12. The isolated polypeptide of claim 11, wherein the secreted form or the full length protein comprises sequential amino acid deletions from either the C-terminus or the N-terminus.

13. An isolated antibody that binds specifically to the isolated polypeptide of claim 11.

14. A recombinant host cell that expresses the isolated polypeptide of claim 11.

15. A method of making an isolated polypeptide comprising:

(a) culturing the recombinant host cell of claim 14 under conditions such that said polypeptide is expressed; and

(b) recovering said polypeptide.

16. The polypeptide produced by claim 15.

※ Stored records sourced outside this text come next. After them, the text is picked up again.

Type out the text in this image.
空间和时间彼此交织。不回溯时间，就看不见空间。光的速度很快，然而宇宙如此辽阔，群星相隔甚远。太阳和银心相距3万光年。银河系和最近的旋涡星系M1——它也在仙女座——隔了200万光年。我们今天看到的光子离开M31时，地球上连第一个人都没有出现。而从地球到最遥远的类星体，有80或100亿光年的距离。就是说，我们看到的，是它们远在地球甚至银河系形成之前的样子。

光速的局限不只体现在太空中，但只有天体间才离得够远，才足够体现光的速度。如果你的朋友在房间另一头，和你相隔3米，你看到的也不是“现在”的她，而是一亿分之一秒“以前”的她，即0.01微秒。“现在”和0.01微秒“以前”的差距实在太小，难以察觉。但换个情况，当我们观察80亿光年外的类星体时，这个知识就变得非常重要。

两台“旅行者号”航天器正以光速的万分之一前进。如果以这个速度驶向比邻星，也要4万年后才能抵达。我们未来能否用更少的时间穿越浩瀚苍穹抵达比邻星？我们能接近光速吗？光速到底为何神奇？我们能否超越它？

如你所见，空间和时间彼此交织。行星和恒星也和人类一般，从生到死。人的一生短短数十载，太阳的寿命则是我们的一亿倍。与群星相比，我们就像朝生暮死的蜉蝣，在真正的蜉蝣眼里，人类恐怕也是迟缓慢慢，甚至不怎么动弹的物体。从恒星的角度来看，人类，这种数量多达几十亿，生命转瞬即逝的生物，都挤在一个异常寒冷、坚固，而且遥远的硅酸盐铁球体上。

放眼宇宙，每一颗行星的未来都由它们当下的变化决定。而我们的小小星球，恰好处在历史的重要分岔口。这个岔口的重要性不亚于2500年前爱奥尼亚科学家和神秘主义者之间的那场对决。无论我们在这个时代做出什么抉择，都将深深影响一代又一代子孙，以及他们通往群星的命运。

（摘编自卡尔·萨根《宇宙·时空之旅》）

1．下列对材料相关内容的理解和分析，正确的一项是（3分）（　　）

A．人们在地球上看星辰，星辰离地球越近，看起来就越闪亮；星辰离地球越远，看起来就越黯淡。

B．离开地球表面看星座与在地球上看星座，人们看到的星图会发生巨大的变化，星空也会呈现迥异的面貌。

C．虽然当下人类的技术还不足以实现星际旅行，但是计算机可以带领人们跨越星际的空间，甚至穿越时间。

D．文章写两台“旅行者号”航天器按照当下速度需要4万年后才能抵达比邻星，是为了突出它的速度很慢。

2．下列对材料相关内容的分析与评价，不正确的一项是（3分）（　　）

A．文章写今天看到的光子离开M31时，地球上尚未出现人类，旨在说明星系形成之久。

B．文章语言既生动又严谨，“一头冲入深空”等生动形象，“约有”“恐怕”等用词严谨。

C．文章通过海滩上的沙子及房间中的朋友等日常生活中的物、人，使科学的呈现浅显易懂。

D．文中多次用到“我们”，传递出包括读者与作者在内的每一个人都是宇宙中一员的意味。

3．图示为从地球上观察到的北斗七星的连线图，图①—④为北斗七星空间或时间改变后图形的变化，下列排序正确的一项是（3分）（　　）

17. A method for preventing, treating, or ameliorating a medical condition, comprising administering to a mammalian subject a therapeutically effective amount of the polypeptide of claim 11 or the polynucleotide of claim 1.

18. A method of diagnosing a pathological condition or a susceptibility to a pathological condition in a subject comprising:

(a) determining the presence or absence of a mutation in the polynucleotide of claim 1; and

(b) diagnosing a pathological condition or a susceptibility to a pathological condition based on the presence or absence of said mutation.

19. A method of diagnosing a pathological condition or a susceptibility to a pathological condition in a subject comprising:

(a) determining the presence or amount of expression of the polypeptide of claim 11 in a biological sample; and

(b) diagnosing a pathological condition or a susceptibility to a pathological condition based on the presence or amount of expression of the polypeptide.

20. A method for identifying a binding partner to the polypeptide of claim 11 comprising:

(a) contacting the polypeptide of claim 11 with a binding partner; and

(b) determining whether the binding partner effects an activity of the polypeptide.

21. The gene corresponding to the cDNA sequence of SEQ ID NO: Y.

22. A: method of identifying an activity in a biological assay, wherein the method comprises:

(a) expressing SEQ ID NO: X in a cell;

(b) isolating the supernatant;

(c) detecting an activity in a biological assay; and

(d) identifying the protein in the supernatant having the activity.

23. The product produced by the method of claim 20.